I also picked up a lot of information from some friends and while there are many people bloggin about how important it is to have an efficient house, there are very few people blogging about the details of an efficient house. Details you can use to make decisions. A friend turned me onto Musings of an Energy Nerd, and I am hooked. I highly recommend it.

Site prep

We had to clear the site, install a septic field and build a driveway. We also installed a well then saved up our money for another year before we started to build.

Type of structure

Conclusion first: we decided on a post-and-beam structure because a) it looks nice, and b) it enables us to wrap a more energy efficient wall system around it that reduces thermal bridging. We settled on the Muskoka from Purcell Timber Frames, but we applied our own interior layout.

We also considered an ICF (concrete walls) building, a typical wood frame house, and a hybrid wood frame that is designed to look like a post and beam.

Size and floor design

My partner and I started with the size, shape and layout of the cabin. We both agreed on a small house/large cabin of 1000-1400 sq-ft. We had an idea as to how the cabin was orientated relative to the sun and the driveway. So we looked at hundreds (probably over a thousand) of designs online as well as several books of designs that you can purchase at home depot.

I discussed space issues around vaulted ceilings and basements (both of which we decided against), number of bedrooms (3), number of washrooms (2), and a mud room? (YES!!).
Regarding the overall design I wanted a simple roof line as well as simple plumbing (ie the toilets and kitchen must all be close together), and two stories.

We decided to try and come up with our own floor design. We came up with a rough sketch that we spent several months adjusting before submitting these two drawings to the designer at Purcell Timber Homes (our framing company).

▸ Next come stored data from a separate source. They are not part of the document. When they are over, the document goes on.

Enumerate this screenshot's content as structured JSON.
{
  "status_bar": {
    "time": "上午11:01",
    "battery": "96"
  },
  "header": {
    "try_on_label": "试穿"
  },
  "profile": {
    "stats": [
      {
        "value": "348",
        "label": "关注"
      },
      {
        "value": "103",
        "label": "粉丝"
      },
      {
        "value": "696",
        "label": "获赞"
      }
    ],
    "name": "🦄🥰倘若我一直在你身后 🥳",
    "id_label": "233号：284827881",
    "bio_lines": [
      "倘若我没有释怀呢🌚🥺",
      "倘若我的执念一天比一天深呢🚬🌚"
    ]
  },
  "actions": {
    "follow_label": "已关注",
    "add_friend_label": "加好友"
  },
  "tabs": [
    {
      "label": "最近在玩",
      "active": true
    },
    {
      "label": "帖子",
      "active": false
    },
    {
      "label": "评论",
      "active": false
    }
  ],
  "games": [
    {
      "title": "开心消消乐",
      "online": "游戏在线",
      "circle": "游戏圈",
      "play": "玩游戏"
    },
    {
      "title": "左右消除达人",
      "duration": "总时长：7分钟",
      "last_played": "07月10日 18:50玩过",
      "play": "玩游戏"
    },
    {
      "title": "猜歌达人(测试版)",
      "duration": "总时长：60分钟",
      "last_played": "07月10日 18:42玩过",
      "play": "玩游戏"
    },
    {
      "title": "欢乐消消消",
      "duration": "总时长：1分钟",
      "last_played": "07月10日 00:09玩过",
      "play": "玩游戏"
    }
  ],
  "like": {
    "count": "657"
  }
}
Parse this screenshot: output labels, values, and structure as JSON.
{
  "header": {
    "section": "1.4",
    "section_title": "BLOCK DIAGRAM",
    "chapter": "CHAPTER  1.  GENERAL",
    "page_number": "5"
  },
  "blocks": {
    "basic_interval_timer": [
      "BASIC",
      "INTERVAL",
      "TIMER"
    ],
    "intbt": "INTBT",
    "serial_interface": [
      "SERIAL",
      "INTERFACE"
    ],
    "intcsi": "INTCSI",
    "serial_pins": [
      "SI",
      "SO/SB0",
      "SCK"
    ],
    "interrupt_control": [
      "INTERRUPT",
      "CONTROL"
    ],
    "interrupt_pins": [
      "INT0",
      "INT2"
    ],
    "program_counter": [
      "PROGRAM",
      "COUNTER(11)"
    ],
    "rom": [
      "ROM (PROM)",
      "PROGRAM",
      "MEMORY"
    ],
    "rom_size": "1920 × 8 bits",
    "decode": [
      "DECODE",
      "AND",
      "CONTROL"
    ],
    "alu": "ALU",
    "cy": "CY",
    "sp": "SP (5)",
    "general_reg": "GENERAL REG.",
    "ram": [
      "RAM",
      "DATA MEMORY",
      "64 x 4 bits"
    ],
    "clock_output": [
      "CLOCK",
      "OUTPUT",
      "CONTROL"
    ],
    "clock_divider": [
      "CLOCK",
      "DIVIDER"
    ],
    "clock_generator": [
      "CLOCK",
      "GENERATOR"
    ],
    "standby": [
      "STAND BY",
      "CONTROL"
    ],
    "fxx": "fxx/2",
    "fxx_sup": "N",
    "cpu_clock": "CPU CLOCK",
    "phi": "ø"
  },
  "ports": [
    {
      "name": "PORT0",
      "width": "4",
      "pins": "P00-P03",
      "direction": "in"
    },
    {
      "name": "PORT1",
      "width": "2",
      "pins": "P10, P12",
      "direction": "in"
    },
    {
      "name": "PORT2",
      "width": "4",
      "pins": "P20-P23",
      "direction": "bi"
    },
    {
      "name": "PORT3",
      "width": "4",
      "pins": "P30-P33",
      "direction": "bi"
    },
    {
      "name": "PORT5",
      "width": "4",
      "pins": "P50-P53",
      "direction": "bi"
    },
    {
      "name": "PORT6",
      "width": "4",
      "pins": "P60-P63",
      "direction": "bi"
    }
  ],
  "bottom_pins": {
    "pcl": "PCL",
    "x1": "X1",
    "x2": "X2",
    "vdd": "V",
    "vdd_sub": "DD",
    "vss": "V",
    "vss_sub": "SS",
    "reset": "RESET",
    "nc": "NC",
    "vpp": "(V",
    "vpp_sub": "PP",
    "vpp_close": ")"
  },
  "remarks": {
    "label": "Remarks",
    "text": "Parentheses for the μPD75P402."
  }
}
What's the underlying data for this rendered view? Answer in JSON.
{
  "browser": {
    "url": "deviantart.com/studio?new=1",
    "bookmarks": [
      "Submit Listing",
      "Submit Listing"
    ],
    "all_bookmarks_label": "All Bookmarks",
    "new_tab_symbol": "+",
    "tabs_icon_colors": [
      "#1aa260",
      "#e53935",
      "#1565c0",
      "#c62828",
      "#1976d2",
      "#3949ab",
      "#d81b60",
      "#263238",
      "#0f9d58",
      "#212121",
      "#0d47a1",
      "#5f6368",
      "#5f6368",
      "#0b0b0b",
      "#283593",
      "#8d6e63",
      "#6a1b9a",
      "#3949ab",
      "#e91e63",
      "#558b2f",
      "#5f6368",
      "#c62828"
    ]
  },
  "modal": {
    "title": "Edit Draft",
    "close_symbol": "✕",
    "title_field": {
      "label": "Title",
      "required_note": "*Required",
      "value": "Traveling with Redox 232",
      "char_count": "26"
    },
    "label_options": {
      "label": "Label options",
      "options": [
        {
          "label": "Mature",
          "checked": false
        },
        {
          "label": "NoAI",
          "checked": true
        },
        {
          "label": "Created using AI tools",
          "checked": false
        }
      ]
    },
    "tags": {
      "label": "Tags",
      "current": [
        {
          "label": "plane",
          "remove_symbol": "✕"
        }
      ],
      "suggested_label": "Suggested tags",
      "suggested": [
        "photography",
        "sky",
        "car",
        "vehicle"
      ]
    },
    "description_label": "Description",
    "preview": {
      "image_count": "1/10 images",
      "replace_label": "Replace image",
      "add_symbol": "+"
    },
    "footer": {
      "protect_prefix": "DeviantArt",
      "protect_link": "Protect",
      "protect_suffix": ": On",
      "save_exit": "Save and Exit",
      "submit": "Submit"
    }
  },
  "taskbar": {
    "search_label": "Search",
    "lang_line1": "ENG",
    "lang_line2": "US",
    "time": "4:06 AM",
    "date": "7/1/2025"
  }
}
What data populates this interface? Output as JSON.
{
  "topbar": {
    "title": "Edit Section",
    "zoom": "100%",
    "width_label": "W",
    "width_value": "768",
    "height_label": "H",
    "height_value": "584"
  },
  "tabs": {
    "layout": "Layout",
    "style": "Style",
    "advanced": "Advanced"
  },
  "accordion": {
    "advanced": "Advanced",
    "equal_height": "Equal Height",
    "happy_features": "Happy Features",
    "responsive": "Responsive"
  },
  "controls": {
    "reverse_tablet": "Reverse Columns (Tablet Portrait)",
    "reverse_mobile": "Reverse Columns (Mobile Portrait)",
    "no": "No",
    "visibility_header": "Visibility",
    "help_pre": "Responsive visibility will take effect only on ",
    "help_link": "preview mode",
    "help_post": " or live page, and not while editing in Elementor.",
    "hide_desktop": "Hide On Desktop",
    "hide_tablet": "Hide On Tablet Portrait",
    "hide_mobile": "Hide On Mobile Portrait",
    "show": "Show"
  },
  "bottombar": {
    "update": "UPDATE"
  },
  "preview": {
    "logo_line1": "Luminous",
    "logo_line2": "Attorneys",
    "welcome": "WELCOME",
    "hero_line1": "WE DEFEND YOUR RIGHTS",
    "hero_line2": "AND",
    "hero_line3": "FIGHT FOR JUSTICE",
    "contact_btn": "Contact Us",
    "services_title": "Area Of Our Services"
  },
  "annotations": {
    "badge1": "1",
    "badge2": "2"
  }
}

The designer adjusted the dimensions for standard sizes but the overall design is almost exactly what we proposed. I'm a bit of an energy efficiency nut and I'll post about that (and how it influenced our decisions) later.

Sunday, March 28, 2010

Intro to the kootenayhouse

This is my first foray into blogging. I thought it would be a good place for me to show the progress of our cabin and explain some of the decisions we've made along the way...

I'll plan to post topical blogs and I'll update the blogs over time as the construction continues.